Sanderson made a high, keening sound and struggled to escape. I drew him against the bars. I made a point with my fingers and stabbed his throat just above his shirt collar. The blood came more quickly than I expected, like liquid from a bottle. He trembled and sank to the floor, lips moving on unspoken words.

Irv jumped to his feet, reaching for me, and froze, knowing it was too late. His preoccupations had made him react too slowly. He backed away. "I just want to . . . do things. For people. Nice people who say thanks."

"This is the problem you've been dealing with from the start," I said. "Mankind is perfect. Mankind is irrational. The perfect violence of the children. The imperfect lies of Sanderson." I approached Irving. "It's not that humanity is imperfect; it is that some individuals are imperfectly human."

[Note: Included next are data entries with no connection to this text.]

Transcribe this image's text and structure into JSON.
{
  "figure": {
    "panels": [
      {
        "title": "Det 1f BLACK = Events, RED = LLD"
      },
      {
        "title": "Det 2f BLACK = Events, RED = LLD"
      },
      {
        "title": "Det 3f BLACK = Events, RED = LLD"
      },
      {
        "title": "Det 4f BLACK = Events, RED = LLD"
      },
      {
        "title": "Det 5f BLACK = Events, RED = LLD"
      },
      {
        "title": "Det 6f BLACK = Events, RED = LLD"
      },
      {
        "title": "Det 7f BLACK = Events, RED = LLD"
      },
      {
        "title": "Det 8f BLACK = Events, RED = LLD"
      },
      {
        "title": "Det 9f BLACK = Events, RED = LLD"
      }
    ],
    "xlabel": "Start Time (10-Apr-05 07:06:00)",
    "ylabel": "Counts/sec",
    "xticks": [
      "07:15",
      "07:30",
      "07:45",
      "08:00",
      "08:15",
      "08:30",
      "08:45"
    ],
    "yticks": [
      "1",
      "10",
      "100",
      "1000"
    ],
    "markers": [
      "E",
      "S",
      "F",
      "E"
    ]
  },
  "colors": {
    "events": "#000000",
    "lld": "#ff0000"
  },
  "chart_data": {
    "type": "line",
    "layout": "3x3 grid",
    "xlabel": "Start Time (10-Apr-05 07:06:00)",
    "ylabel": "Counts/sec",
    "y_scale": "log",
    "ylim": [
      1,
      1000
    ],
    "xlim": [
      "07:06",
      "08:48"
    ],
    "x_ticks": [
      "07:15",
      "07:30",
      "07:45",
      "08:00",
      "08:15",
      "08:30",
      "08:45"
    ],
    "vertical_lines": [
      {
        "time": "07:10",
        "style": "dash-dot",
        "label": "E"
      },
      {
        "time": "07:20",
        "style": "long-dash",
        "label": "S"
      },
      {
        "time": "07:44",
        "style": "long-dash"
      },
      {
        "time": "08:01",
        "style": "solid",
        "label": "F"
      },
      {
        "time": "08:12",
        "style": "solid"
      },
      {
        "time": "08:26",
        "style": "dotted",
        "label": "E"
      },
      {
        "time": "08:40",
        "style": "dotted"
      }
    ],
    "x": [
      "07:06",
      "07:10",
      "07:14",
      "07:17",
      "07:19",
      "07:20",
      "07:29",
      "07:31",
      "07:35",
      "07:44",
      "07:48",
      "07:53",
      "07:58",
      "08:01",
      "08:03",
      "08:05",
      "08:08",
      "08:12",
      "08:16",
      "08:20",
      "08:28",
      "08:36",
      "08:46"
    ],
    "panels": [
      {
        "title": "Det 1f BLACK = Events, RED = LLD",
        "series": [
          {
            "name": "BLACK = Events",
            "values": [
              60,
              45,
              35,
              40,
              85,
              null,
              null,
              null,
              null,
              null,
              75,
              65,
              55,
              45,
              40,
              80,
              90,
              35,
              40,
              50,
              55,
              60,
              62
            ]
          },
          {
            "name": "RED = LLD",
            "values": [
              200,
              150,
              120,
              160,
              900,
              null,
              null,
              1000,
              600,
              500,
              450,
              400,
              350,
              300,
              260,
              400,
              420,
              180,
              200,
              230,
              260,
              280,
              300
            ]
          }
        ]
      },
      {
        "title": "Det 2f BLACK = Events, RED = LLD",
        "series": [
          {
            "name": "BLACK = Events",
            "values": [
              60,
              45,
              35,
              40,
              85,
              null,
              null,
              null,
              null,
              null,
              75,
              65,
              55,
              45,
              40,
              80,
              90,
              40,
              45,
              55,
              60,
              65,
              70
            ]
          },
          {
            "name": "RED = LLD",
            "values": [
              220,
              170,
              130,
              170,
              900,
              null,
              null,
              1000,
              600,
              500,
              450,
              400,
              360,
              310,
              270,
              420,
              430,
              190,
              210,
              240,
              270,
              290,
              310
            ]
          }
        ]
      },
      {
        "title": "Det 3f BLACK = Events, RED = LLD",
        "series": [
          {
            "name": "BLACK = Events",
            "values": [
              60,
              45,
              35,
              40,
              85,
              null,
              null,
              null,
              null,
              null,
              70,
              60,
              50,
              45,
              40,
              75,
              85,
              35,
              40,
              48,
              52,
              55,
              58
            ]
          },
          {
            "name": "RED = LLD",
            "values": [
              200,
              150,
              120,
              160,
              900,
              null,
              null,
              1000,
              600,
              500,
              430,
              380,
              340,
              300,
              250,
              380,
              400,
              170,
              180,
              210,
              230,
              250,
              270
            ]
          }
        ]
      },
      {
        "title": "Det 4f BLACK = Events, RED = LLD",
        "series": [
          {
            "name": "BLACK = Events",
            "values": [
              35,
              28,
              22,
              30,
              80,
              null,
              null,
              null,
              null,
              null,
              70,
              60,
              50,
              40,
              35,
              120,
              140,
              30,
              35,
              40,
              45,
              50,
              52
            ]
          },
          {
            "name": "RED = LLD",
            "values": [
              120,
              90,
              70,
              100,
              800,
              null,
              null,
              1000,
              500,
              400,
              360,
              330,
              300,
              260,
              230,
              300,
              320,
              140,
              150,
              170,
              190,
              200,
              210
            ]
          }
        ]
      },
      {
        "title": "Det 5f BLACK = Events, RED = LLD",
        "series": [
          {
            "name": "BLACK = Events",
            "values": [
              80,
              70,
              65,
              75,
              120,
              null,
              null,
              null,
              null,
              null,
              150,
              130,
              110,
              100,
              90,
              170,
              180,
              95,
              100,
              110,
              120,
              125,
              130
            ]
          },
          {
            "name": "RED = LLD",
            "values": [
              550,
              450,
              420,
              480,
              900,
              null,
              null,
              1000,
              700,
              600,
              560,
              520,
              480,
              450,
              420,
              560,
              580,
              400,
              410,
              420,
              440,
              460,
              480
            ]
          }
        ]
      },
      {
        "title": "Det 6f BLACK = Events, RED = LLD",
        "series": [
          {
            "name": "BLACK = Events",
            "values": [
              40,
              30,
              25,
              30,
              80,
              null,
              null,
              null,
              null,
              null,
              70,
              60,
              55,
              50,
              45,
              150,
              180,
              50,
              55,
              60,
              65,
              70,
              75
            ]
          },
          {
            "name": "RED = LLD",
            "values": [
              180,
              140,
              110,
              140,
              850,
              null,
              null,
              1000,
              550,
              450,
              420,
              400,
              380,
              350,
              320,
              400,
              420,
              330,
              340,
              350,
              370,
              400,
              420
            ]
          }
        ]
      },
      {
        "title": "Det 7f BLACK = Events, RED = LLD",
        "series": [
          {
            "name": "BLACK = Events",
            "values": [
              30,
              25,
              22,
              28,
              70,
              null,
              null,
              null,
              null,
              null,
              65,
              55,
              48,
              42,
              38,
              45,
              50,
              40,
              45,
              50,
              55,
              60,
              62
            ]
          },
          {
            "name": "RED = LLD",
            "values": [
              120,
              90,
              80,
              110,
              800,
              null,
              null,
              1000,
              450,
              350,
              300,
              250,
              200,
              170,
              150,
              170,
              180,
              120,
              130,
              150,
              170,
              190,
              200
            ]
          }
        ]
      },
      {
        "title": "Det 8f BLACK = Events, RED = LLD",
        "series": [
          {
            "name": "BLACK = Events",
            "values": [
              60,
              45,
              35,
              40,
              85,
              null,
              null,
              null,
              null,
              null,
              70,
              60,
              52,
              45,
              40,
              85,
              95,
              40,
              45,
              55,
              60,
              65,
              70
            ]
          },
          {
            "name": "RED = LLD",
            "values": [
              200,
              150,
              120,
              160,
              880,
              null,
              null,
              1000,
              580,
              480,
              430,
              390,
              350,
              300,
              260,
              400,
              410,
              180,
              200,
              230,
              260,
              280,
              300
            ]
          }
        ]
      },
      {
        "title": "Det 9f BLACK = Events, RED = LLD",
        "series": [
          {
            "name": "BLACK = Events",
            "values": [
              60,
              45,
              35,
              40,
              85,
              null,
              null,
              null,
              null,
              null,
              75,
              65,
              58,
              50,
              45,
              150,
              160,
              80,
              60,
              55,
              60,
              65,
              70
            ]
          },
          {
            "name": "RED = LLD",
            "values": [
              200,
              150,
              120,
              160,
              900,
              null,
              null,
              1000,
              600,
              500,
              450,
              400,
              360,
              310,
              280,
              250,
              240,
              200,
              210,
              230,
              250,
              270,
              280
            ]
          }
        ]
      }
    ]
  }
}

Irving hugged himself and deleted the last five minutes of his memory.

Sanderson had suggested the solution himself, and we were taught to look to humans for guidance. I followed Sanderson's teachings even as I destroyed him.

Though Irving looked away, I stood by him, watching Sanderson's blood slow and stop. I entwined my blood-wet fingers with Irving's. He let me. We were together, and eternally so, all our remaining lives, hand in hand, united in our belief in a higher power.